The Jōmon period (縄文時代) is a time in prehistoric Japan that ranged from about 14,500 BC to about 300 BC. The very long—approximately 14,000 years—Jōmon period (縄文時代) is conventionally divided into a number of phases: Incipient, Initial, Early, Middle, Late and Final, with the phases getting progressively shorter. Most dates for the change of phase are broadly agreed, but dates given for the start of the Incipient phase still vary rather considerably, from about 14,000 BC to 10,500 BC. The fact that this entire period is given the same name by archaeologists should not be taken to mean that there was not considerable regional and temporal diversity; the chronological distance between the earliest Jōmon (縄文) pottery and that of the more well-known Middle Jōmon period (縄文時代) is about twice as long as the span separating the building of the great pyramid of Giza from the 21st century.
This period was rich in tools and jewelry made from bone, stone, shell and antler; pottery figurines, vessels, and lacquered wood.The Jōmon (縄文) culture is often compared to pre-Columbian cultures of Pacific Northwest North America because in both regions cultural complexity developed within a primarily hunting-gathering context.
The name Jōmon (縄文) means “cord-marked” and was first applied by the American scholar Edward S Morse whom discovered sherds of pottery in 1877. This pottery style was characteristic of the first phases of the Jōmon period (縄文時代) and was decorated by impressing cords into the surface of wet clay. The earliest vessels were mostly smallish round-bottomed bowls 10–50 cm high that are assumed to have been used for boiling food, and perhaps storing it beforehand. The size of the vessels may have been limited by a need for portability; as later bowls increase in size, this is taken to be a sign of an increasingly settled pattern of living. This pottery, dated to around 16,000 years ago, is perhaps the oldest in the world.
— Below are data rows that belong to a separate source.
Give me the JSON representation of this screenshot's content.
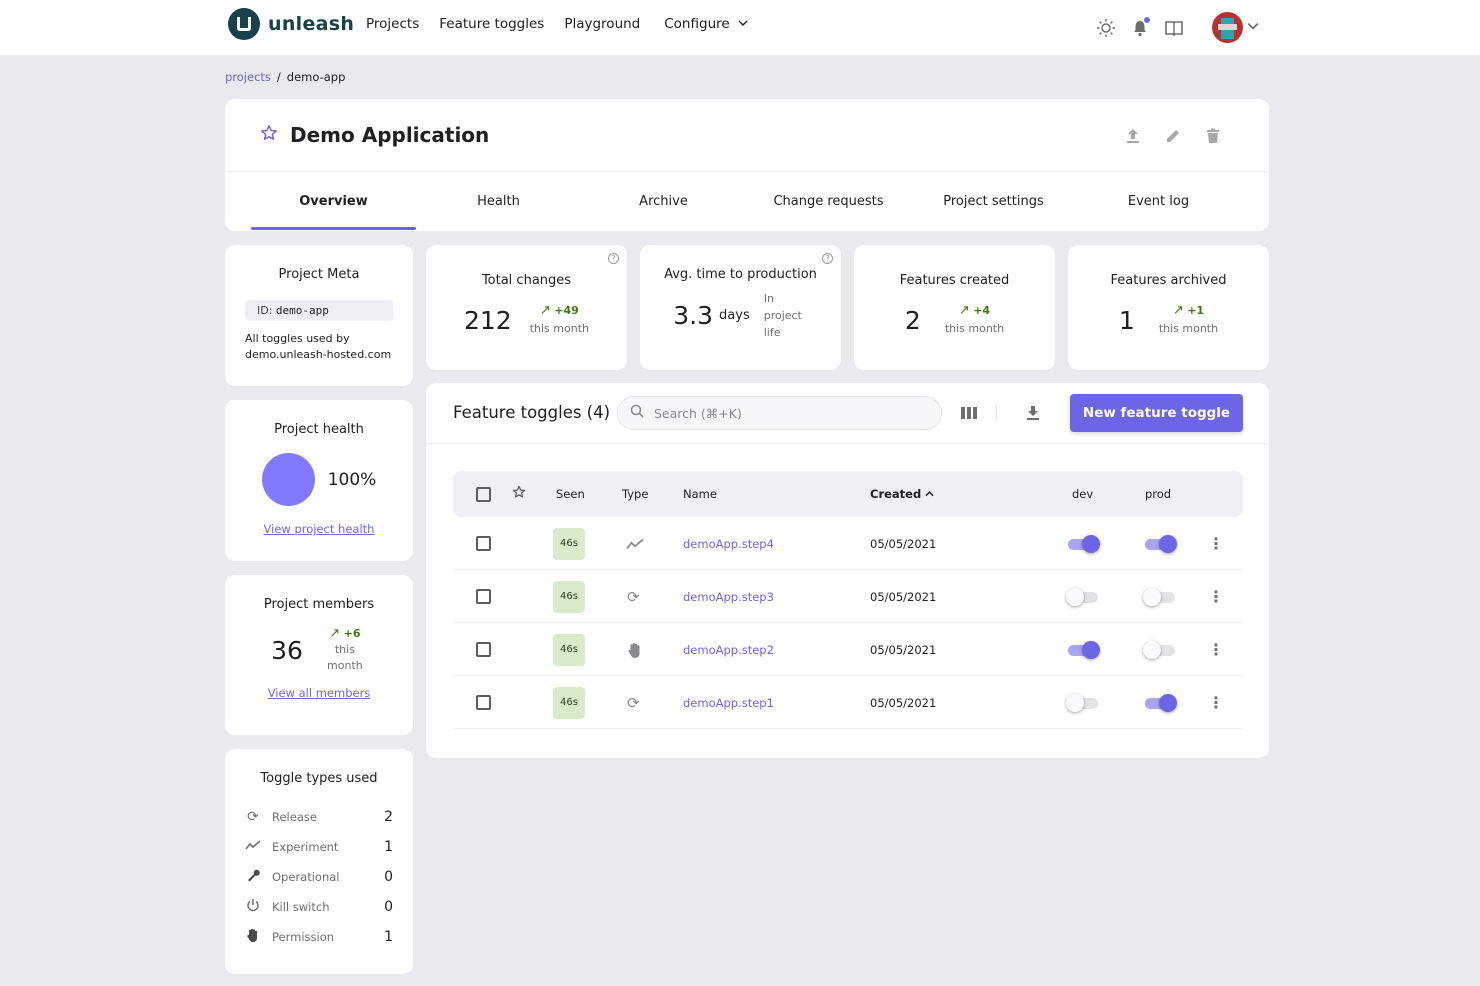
{
  "header": {
    "logo_text": "unleash",
    "nav": [
      "Projects",
      "Feature toggles",
      "Playground"
    ],
    "configure_label": "Configure"
  },
  "breadcrumb": {
    "root": "projects",
    "sep": "/",
    "current": "demo-app"
  },
  "project": {
    "title": "Demo Application",
    "tabs": [
      "Overview",
      "Health",
      "Archive",
      "Change requests",
      "Project settings",
      "Event log"
    ],
    "active_tab": "Overview"
  },
  "meta": {
    "title": "Project Meta",
    "id_label": "ID:",
    "id_value": "demo-app",
    "description": "All toggles used by demo.unleash-hosted.com"
  },
  "health": {
    "title": "Project health",
    "percent": "100%",
    "link": "View project health"
  },
  "members": {
    "title": "Project members",
    "count": "36",
    "trend": "+6",
    "trend_suffix": "this month",
    "link": "View all members"
  },
  "toggle_types": {
    "title": "Toggle types used",
    "items": [
      {
        "label": "Release",
        "count": "2",
        "icon": "release-icon"
      },
      {
        "label": "Experiment",
        "count": "1",
        "icon": "experiment-icon"
      },
      {
        "label": "Operational",
        "count": "0",
        "icon": "wrench-icon"
      },
      {
        "label": "Kill switch",
        "count": "0",
        "icon": "power-icon"
      },
      {
        "label": "Permission",
        "count": "1",
        "icon": "hand-icon"
      }
    ]
  },
  "stats": {
    "total_changes": {
      "title": "Total changes",
      "value": "212",
      "trend": "+49",
      "suffix": "this month"
    },
    "avg_time": {
      "title": "Avg. time to production",
      "value": "3.3",
      "unit": "days",
      "suffix": "In project life"
    },
    "features_created": {
      "title": "Features created",
      "value": "2",
      "trend": "+4",
      "suffix": "this month"
    },
    "features_archived": {
      "title": "Features archived",
      "value": "1",
      "trend": "+1",
      "suffix": "this month"
    }
  },
  "feature_table": {
    "title": "Feature toggles (4)",
    "search_placeholder": "Search (⌘+K)",
    "new_button": "New feature toggle",
    "columns": {
      "seen": "Seen",
      "type": "Type",
      "name": "Name",
      "created": "Created",
      "dev": "dev",
      "prod": "prod"
    },
    "rows": [
      {
        "seen": "46s",
        "type": "experiment",
        "name": "demoApp.step4",
        "created": "05/05/2021",
        "dev": true,
        "prod": true
      },
      {
        "seen": "46s",
        "type": "release",
        "name": "demoApp.step3",
        "created": "05/05/2021",
        "dev": false,
        "prod": false
      },
      {
        "seen": "46s",
        "type": "permission",
        "name": "demoApp.step2",
        "created": "05/05/2021",
        "dev": true,
        "prod": false
      },
      {
        "seen": "46s",
        "type": "release",
        "name": "demoApp.step1",
        "created": "05/05/2021",
        "dev": false,
        "prod": true
      }
    ]
  },
  "colors": {
    "accent": "#6c65e5",
    "health": "#817afe",
    "trend_up": "#3c7a0e",
    "seen_bg": "#daebcb"
  }
}
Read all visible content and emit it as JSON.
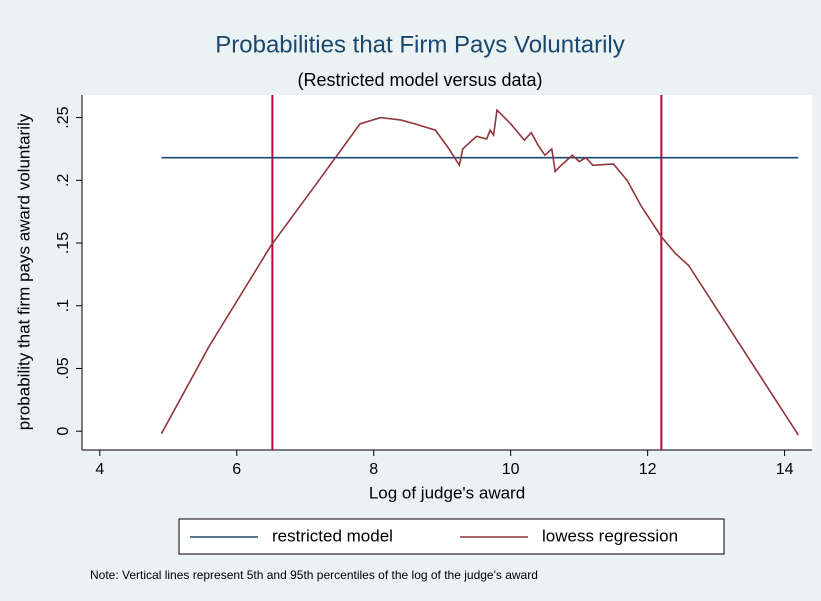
{
  "chart_data": {
    "type": "line",
    "title": "Probabilities that Firm Pays Voluntarily",
    "subtitle": "(Restricted model versus data)",
    "x_label": "Log of judge's award",
    "y_label": "probability that firm pays award voluntarily",
    "note": "Note: Vertical lines represent 5th and 95th percentiles of the log of the judge's award",
    "xlim": [
      3.74,
      14.4
    ],
    "ylim": [
      -0.015,
      0.268
    ],
    "xticks": [
      4,
      6,
      8,
      10,
      12,
      14
    ],
    "yticks": [
      0,
      {
        "value": 0.05,
        "label": ".05"
      },
      {
        "value": 0.1,
        "label": ".1"
      },
      {
        "value": 0.15,
        "label": ".15"
      },
      {
        "value": 0.2,
        "label": ".2"
      },
      {
        "value": 0.25,
        "label": ".25"
      }
    ],
    "vlines": [
      6.52,
      12.2
    ],
    "vline_color": "#c10534",
    "series": [
      {
        "name": "restricted model",
        "color": "#1a476f",
        "x": [
          4.9,
          14.2
        ],
        "values": [
          0.218,
          0.218
        ]
      },
      {
        "name": "lowess regression",
        "color": "#90353b",
        "x": [
          4.9,
          5.6,
          6.5,
          7.2,
          7.8,
          8.1,
          8.4,
          8.6,
          8.9,
          9.1,
          9.25,
          9.3,
          9.5,
          9.65,
          9.7,
          9.75,
          9.8,
          10.0,
          10.2,
          10.3,
          10.4,
          10.5,
          10.6,
          10.65,
          10.7,
          10.8,
          10.9,
          11.0,
          11.1,
          11.2,
          11.5,
          11.7,
          11.9,
          12.2,
          12.4,
          12.6,
          14.2
        ],
        "values": [
          -0.002,
          0.068,
          0.148,
          0.2,
          0.245,
          0.25,
          0.248,
          0.245,
          0.24,
          0.225,
          0.212,
          0.225,
          0.235,
          0.233,
          0.24,
          0.236,
          0.256,
          0.245,
          0.232,
          0.238,
          0.228,
          0.22,
          0.225,
          0.207,
          0.21,
          0.215,
          0.22,
          0.215,
          0.218,
          0.212,
          0.213,
          0.2,
          0.18,
          0.155,
          0.142,
          0.132,
          -0.003
        ]
      }
    ],
    "legend": "bottom"
  }
}
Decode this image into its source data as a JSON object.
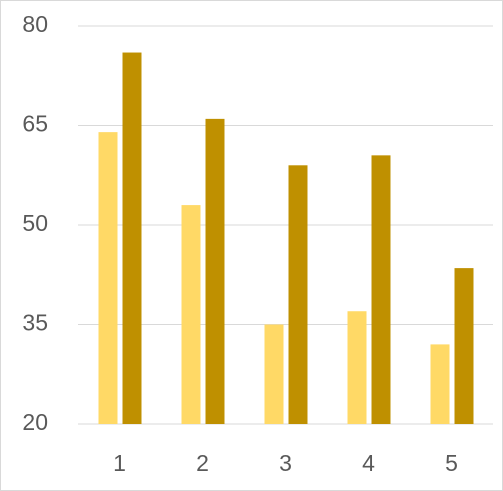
{
  "chart_data": {
    "type": "bar",
    "categories": [
      "1",
      "2",
      "3",
      "4",
      "5"
    ],
    "series": [
      {
        "color": "#ffd966",
        "values": [
          64,
          53,
          35,
          37,
          32
        ]
      },
      {
        "color": "#bf9000",
        "values": [
          76,
          66,
          59,
          60.5,
          43.5
        ]
      }
    ],
    "ylim": [
      20,
      80
    ],
    "yticks": [
      20,
      35,
      50,
      65,
      80
    ],
    "grid": true
  }
}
By the end of the Incipient Jōmon (縄文) phase, around 8,000 BC, a semi-sedentary lifestyle apparently led to an increase in population density, so that the subsequent phase, the Initial Jōmon (縄文), exhibits some of the highest densities known for foraging populations. Genetic mapping studies by Cavalli-Sforza have shown a pattern of expansion from the Sea of Japan towards the rest of eastern Asia. This appears as the third principal component of genetic variation in Eurasia (after the “Great expansion” from the African continent, and a second expansion from the area of Northern Siberia), which suggests geographical expansion during the early Jōmon period (縄文時代). These studies also suggest that the Jōmon (縄文) demographic expansion may have reached America along a path following the Pacific coast.
The foundation myths of the origins of Japanese civilization extend back to the periods now regarded as the Jōmon period (縄文時代), though they show little or no relation to what we know archaeologically of Jōmon (縄文) culture. 11 February 660 BC is the traditional founding date of the Japanese nation by Emperor Jimmu. This version of Japanese history however comes the country’s first written records, the Kojiki (古事記) and the Nihongi (日本紀) or Nihon shoki (日本書紀), dating from the 6th to the 8th centuries after Japan had adopted the Chinese writing system.
Some elements of modern Japanese culture may date from this period and reflect the influences of a mingled migration from the northern Asian continent and the southern Pacific areas and the Jōmon peoples. Among these elements are the precursors to the Shinto religion, some marriage customs, architectural styles, and technology developments such as laquerware, laminated bows, metal working and glass making.